Saturday, 30 May 2026

Aim your self-improvement at relationships, not just yourself

It’s easy to turn self-help into a solo sport: more reading, more refining, more private drills on an empty field. But life is not practice. Life is the game. And the point of growth is not to become an endlessly polished individual; it’s to become better at loving, relating, contributing, and showing up when other people are involved. A lot of “working on yourself” is really just a way of delaying the messier, riskier, more meaningful work of human connection. So use self-improvement to get out of the harbor, not to build a prettier boat.

Friday, 29 May 2026

Unpaid Labor

When you add up all the ticking, tokking, and clicking, what’s the return on that investment? Is your vacation more fun when you spend it taking photos for your Instagram followers? Are you feeding Facebook, or is it feeding you? Labor is work that we get paid for. It’s work we wouldn’t do for free. And for most people on social media, it’s unpaid labor on behalf of the platforms.

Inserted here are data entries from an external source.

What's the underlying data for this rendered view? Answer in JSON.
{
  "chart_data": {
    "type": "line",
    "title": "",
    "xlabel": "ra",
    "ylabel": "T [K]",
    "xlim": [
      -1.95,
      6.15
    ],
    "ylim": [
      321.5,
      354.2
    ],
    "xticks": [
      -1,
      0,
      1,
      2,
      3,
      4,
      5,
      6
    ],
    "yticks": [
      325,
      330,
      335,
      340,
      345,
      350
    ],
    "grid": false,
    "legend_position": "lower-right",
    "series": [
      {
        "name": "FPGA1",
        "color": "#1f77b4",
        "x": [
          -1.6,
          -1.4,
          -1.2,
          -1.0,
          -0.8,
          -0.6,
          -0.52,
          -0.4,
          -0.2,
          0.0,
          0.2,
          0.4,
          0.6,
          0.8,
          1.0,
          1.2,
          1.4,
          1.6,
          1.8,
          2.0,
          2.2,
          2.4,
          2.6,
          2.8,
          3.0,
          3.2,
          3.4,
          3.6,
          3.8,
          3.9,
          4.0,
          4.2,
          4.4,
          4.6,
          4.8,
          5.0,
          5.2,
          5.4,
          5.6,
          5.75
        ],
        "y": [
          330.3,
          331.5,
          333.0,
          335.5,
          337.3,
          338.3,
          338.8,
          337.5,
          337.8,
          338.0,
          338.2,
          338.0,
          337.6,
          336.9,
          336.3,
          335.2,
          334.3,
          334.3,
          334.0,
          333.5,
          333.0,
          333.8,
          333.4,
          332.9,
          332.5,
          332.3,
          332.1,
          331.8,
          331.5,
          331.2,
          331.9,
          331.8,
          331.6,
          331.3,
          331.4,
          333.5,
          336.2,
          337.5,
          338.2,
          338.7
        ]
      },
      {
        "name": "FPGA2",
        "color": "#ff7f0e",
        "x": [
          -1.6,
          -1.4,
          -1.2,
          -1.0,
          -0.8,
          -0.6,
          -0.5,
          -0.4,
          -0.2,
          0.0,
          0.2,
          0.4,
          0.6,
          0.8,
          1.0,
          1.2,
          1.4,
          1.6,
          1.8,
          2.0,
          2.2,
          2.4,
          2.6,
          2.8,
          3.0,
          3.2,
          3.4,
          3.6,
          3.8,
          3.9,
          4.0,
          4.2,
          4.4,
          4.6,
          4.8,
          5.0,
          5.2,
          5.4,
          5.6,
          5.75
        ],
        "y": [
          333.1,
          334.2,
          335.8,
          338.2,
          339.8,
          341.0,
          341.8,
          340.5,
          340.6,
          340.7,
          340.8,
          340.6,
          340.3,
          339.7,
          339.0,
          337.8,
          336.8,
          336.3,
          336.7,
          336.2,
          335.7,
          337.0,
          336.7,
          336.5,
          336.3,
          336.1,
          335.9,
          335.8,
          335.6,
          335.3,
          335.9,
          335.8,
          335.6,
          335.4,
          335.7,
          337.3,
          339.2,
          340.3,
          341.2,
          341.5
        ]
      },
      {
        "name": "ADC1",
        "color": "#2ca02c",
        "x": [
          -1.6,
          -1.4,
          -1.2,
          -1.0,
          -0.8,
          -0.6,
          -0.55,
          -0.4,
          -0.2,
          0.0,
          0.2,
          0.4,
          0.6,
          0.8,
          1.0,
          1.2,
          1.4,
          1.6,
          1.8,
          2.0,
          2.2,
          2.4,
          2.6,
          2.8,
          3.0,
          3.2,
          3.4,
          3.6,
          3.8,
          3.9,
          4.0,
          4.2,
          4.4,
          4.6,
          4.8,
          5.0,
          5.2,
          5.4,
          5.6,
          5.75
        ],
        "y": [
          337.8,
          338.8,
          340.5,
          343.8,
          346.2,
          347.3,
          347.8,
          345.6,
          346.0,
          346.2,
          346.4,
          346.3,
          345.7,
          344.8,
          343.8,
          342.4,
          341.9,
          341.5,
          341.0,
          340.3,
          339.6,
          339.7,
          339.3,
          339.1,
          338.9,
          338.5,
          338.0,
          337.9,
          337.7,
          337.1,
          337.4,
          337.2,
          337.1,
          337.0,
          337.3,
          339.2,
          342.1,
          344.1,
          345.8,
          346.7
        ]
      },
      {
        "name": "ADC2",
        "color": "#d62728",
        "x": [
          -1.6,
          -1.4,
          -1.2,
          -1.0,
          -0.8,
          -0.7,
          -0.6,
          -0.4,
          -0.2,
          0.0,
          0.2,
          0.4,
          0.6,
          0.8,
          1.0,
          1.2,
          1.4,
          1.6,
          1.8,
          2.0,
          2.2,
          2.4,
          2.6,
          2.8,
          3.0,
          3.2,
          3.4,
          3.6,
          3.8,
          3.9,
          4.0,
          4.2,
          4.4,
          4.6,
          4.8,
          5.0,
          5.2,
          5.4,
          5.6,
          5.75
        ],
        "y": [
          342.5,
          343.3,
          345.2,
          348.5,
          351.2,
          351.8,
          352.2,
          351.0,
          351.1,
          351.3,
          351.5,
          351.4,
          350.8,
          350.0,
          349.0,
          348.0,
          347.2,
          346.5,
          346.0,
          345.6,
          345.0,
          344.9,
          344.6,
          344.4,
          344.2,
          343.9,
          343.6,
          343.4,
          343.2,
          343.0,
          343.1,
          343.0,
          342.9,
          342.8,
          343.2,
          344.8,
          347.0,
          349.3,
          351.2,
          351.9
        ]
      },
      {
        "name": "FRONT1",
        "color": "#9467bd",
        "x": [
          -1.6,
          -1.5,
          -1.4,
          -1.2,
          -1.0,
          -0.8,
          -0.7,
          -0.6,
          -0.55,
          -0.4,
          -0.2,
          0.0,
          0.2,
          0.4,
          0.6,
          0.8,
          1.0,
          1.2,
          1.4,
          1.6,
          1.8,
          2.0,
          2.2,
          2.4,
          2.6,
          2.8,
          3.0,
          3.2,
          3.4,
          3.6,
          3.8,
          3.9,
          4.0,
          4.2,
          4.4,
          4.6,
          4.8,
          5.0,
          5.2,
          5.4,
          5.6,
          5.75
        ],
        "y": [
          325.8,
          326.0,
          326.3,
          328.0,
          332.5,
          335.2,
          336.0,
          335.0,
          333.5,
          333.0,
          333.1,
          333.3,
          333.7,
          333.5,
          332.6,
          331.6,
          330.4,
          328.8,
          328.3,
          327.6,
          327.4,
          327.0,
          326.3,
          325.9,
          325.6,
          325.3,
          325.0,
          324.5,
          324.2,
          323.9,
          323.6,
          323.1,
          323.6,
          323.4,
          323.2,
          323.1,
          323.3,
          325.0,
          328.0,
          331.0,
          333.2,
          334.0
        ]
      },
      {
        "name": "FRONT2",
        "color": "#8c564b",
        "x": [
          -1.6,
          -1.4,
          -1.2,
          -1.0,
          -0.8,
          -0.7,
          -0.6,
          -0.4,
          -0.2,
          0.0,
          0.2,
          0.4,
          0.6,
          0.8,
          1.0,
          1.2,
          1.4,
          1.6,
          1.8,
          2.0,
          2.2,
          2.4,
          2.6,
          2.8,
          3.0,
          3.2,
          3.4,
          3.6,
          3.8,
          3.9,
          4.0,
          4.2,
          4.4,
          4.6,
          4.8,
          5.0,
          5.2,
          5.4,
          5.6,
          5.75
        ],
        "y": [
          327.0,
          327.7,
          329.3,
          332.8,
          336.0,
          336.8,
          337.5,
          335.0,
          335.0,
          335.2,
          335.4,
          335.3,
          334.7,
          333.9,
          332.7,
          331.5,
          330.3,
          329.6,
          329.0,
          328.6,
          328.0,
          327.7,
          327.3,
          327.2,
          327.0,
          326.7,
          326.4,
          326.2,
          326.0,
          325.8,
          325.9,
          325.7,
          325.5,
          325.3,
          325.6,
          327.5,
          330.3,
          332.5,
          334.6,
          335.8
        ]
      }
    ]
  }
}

If it’s paying off for you, keep going! If it’s not, it might be worth reconsidering. The simple test: when you do it more, do things get better?

Thursday, 28 May 2026

Add intentional randomness to one small decision each week

Pick an area where your preferences have become automatic, like what you eat, where you walk, what music you hear, what cafe you visit, or what event you attend, and deliberately choose something outside your usual pattern. The goal is not to outsource your life to randomness, but to interrupt the algorithm of habit long enough to discover something new. Afterward, ask: Did this add energy, perspective, connection, or curiosity? Keep the randomness that expands your life, and drop the randomness that only creates noise.

Wednesday, 27 May 2026

Guarding your time isn't rude

People who get an unusual amount of work done are maniacal about removing things from their lives that others tolerate. Guarding your time isn't rude; it's how you get stuff done. Letting a conversation go on longer than necessary is nice to them, but unkind to yourself. Nice is what people want from you. Kindness is what you owe yourself.

Tuesday, 26 May 2026

Actual Intelligence

Actual Intelligence, the kind we’re born with and can develop if we choose. It’s worth more now than ever before:  The difficult work of making choices. The act of curation. The responsibility of putting your name on it. The judgment to ask the right questions and skip the other ones. The imperative to ship useful work. The pursuit of good taste. The patience to sit with the right problem rather than solving the wrong one. The generosity to create for someone specific. Seeking justice. Offering dignity. Knowing when to stop. Investing in deep empathy, not a shallow substitute. Taking initiative and doing the reading. Being patient, or impatient, depending on what’s needed. Ignoring the noise. Making something that matters. Caring. Alas, it’s rarely taught in school!

Monday, 25 May 2026

The second thing

It’s useful and satisfying to have people go along with your wishes and your taste. But hoping that they’ll be delighted to do so and that you'll thank them for pointing out their previous errors might be asking for too much. It’s one thing for people to act as if you’re right. It’s a whole other thing for them to acknowledge that they are wrong. It might not be worth what it costs to achieve.

Sunday, 24 May 2026

Making mistakes is the privilege

Only while sleeping does one make no mistakes. Making mistakes is the privilege of the active ones who can correct their mistakes and put them right.